Hence, the title of my post is a “translation” of “representation is the deferral of violence.” A bit of violence is done to “rendering,” which I think is rarely used as a gerund, much less with the copula—indeed, it remains a bit of verbness in this formulation. A similar operation could, of course, be performed on “represent” as well, but “representing is the deferral of violence” doesn’t quite work, does it? “Render” is a transitive verb and so is “represent,” but the option of “representation” clouds the intransitive sounding “representing” (even though the word is actually used that way now), while there is no noun form for “render”. I think there is more to it, though: “rendering” and “stay” could both be verbs, so the real parallel would have to be “representing is deferring violence,” but the rendering and the stay can be simultaneous (if we compress “render” as “give” with “render” as “depict”) while there must be some time delay, however infinitesimal,, between representation and deferral. Meanwhile, “to represent is to defer violence” tilts towards the description of an action rather than a definition and is hence a better re-translation of my translation, but the two infinitives sounds more stilted and static than the “original.” In brief, it seems to me that this sense of simultaneity in action gives us the most to think about.

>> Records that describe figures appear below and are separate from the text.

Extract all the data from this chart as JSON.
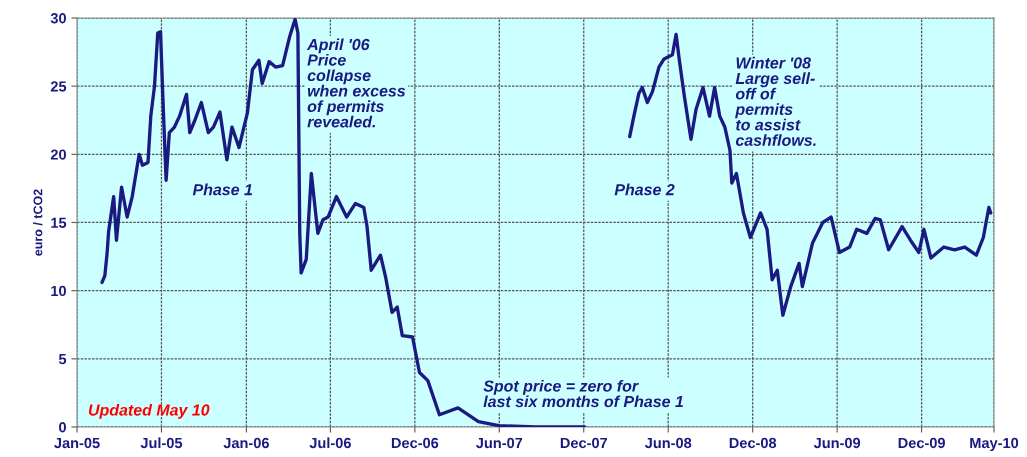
{
  "chart_data": {
    "type": "line",
    "ylabel": "euro / tCO2",
    "x": [
      "2005-02-24",
      "2005-03-02",
      "2005-03-07",
      "2005-03-10",
      "2005-03-21",
      "2005-03-27",
      "2005-04-07",
      "2005-04-19",
      "2005-04-30",
      "2005-05-15",
      "2005-05-22",
      "2005-06-03",
      "2005-06-09",
      "2005-06-17",
      "2005-06-24",
      "2005-06-30",
      "2005-07-05",
      "2005-07-12",
      "2005-07-19",
      "2005-07-30",
      "2005-08-10",
      "2005-08-25",
      "2005-09-01",
      "2005-09-12",
      "2005-09-26",
      "2005-10-11",
      "2005-10-22",
      "2005-11-05",
      "2005-11-20",
      "2005-12-01",
      "2005-12-16",
      "2006-01-03",
      "2006-01-14",
      "2006-01-28",
      "2006-02-04",
      "2006-02-19",
      "2006-03-05",
      "2006-03-20",
      "2006-04-04",
      "2006-04-16",
      "2006-04-22",
      "2006-04-26",
      "2006-04-29",
      "2006-05-10",
      "2006-05-21",
      "2006-06-04",
      "2006-06-15",
      "2006-06-26",
      "2006-07-14",
      "2006-08-05",
      "2006-08-24",
      "2006-09-11",
      "2006-09-18",
      "2006-09-27",
      "2006-10-17",
      "2006-10-28",
      "2006-11-11",
      "2006-11-22",
      "2006-12-03",
      "2006-12-25",
      "2007-01-09",
      "2007-01-27",
      "2007-02-21",
      "2007-04-02",
      "2007-05-16",
      "2007-06-29",
      "2007-09-15",
      "2007-12-31",
      "2008-02-15",
      "2008-04-06",
      "2008-04-15",
      "2008-04-26",
      "2008-05-03",
      "2008-05-14",
      "2008-05-25",
      "2008-06-08",
      "2008-06-19",
      "2008-07-07",
      "2008-07-15",
      "2008-07-22",
      "2008-08-02",
      "2008-08-16",
      "2008-08-27",
      "2008-09-11",
      "2008-09-25",
      "2008-10-06",
      "2008-10-17",
      "2008-10-28",
      "2008-11-08",
      "2008-11-12",
      "2008-11-22",
      "2008-12-07",
      "2008-12-22",
      "2009-01-13",
      "2009-01-27",
      "2009-02-07",
      "2009-02-18",
      "2009-03-02",
      "2009-03-19",
      "2009-04-06",
      "2009-04-13",
      "2009-05-05",
      "2009-05-27",
      "2009-06-14",
      "2009-07-02",
      "2009-07-24",
      "2009-08-08",
      "2009-08-30",
      "2009-09-17",
      "2009-09-28",
      "2009-10-16",
      "2009-11-14",
      "2009-12-02",
      "2009-12-20",
      "2009-12-31",
      "2010-01-15",
      "2010-02-12",
      "2010-03-07",
      "2010-03-29",
      "2010-04-23",
      "2010-05-08",
      "2010-05-15",
      "2010-05-20",
      "2010-05-24"
    ],
    "series": [
      {
        "color": "#1a1a80",
        "values": [
          10.6,
          11.1,
          12.8,
          14.3,
          16.9,
          13.7,
          17.6,
          15.4,
          16.9,
          20.0,
          19.2,
          19.4,
          22.8,
          25.0,
          28.9,
          29.0,
          24.2,
          18.1,
          21.6,
          22.0,
          22.8,
          24.4,
          21.6,
          22.5,
          23.8,
          21.6,
          22.0,
          23.1,
          19.6,
          22.0,
          20.5,
          23.0,
          26.2,
          26.9,
          25.2,
          26.8,
          26.4,
          26.5,
          28.6,
          29.9,
          28.9,
          14.2,
          11.3,
          12.3,
          18.6,
          14.2,
          15.2,
          15.4,
          16.9,
          15.4,
          16.4,
          16.1,
          14.7,
          11.5,
          12.6,
          11.0,
          8.4,
          8.8,
          6.7,
          6.6,
          4.0,
          3.4,
          0.9,
          1.4,
          0.4,
          0.1,
          0,
          0,
          null,
          21.3,
          22.8,
          24.5,
          24.9,
          23.8,
          24.6,
          26.4,
          27.0,
          27.3,
          28.8,
          26.9,
          24.2,
          21.1,
          23.3,
          24.9,
          22.8,
          24.9,
          22.8,
          22.0,
          20.3,
          17.9,
          18.6,
          15.7,
          13.9,
          15.7,
          14.5,
          10.8,
          11.5,
          8.2,
          10.3,
          12.0,
          10.3,
          13.5,
          15.0,
          15.4,
          12.8,
          13.2,
          14.5,
          14.2,
          15.3,
          15.2,
          13.0,
          14.7,
          13.7,
          12.8,
          14.5,
          12.4,
          13.2,
          13.0,
          13.2,
          12.6,
          13.9,
          15.2,
          16.1,
          15.7
        ]
      }
    ],
    "xlim": [
      "2005-01-01",
      "2010-05-31"
    ],
    "xticks": [
      {
        "value": "2005-01-01",
        "label": "Jan-05"
      },
      {
        "value": "2005-07-02",
        "label": "Jul-05"
      },
      {
        "value": "2006-01-01",
        "label": "Jan-06"
      },
      {
        "value": "2006-07-01",
        "label": "Jul-06"
      },
      {
        "value": "2006-12-30",
        "label": "Dec-06"
      },
      {
        "value": "2007-06-30",
        "label": "Jun-07"
      },
      {
        "value": "2007-12-29",
        "label": "Dec-07"
      },
      {
        "value": "2008-06-28",
        "label": "Jun-08"
      },
      {
        "value": "2008-12-27",
        "label": "Dec-08"
      },
      {
        "value": "2009-06-27",
        "label": "Jun-09"
      },
      {
        "value": "2009-12-26",
        "label": "Dec-09"
      },
      {
        "value": "2010-05-31",
        "label": "May-10"
      }
    ],
    "ylim": [
      0,
      30
    ],
    "yticks": [
      0,
      5,
      10,
      15,
      20,
      25,
      30
    ],
    "grid": true,
    "annotations": [
      "April '06\nPrice\ncollapse\nwhen excess\nof permits\nrevealed.",
      "Phase 1",
      "Winter '08\nLarge sell-\noff of\npermits\nto assist\ncashflows.",
      "Phase 2",
      "Spot price = zero for\nlast six months of Phase 1",
      "Updated May 10"
    ]
  }
}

Now, I will see what happens when I put this new vocabulary to work in addressing an issue, the treatment of which in my previous post I am dissatisfied with. In considering the conversion of desire into love through the “blessing” of that desire by resentment, I neglected a crucial transformation—that of the object of desire, whose beckoning imperative is taken over by the desirer who in turn issues imperatives to the object (remain what you were in that moment I was first consumed by desire for you) itself becomes subject—in grammatical terms, commences to issue imperatives of its own. In other words, what converts desire into love is that the object breaks out of the vicious circle of desire by giving promise of continual mystery and by making the desirer such an object him or her self. The lover, in short, is encircled by questions, and is himself or herself transformed into a question—the question is the grammatical marker of the resentment that blesses the conversion of desire into love.

So, the thing issues imperatives to the—subject? If object is gone, why keep subject? I will indulge myself with a substitution I would like to make anyway, and draw upon the rich resources of available pronouns and simply say that the thing issues imperatives to anybody, and that somebody in turn issues imperatives to that thing. So, here we can mark a transformation that “subject” doesn’t note, from anybody to somebody—anybody is called, but only somebody hearkens; and this raises the question: who loves? Perhaps this one. This one is anybody who by becoming somebody has been converted into a question for himself.

Now, as the relation between a body and the thing undergoes these transformations, what is happening to the relation between anybody and the model who has directed anybody’s attention to the thing in the first place? The fatal attraction to the thing is a way of evading the likening match with the model—rather than contend with the model, somebody tries to extort fealty from the thing itself. This shift in attention makes it possible for a new set of imperatives to issue forth from the thing, imperatives that call upon somebody to remake themselves, so as to partially liberate somebody from the model at the risk of destroying the object. But this new status of the thing sends new imperative out to new competitors, with the difference now that somebody can save the thing and become this one by taking the thing as guide or, to substitute a synonym for model that can apply to the competitors in the likening match as well as to the thing, this one can take the thing as measure. This one loves, or worships, the measure.

This one worships the measure by adopting its wrath toward the participants in the likening mess, toward those commanded by want. This one renders the measure to the crowd by rendering the measure among the crowd while being that one amid the crowd—that one who arouses wrath while dispersing it by breaking up habitual, commanding approaches to the thing. Anybody can now try to take the thing by presenting a body in the middle of its measure, that is, by applying its measure in a way everybody can render to themselves. In order to become a this one worthy of the thing everybody worships, the somebody must wrathfully submit the likening matches to that thing’s measure by setting the increasingly frenzied motions toward the thing within a grammar of itemized and interchangeable gestures.

And, indeed, the grammatical element of language—the distribution of a finite number of phonemes and morphemes along with the rules governing their infinite possible combinations—is the work of this wrathful one, of resentment dispersing desire by norming it and construing infinite desire as error.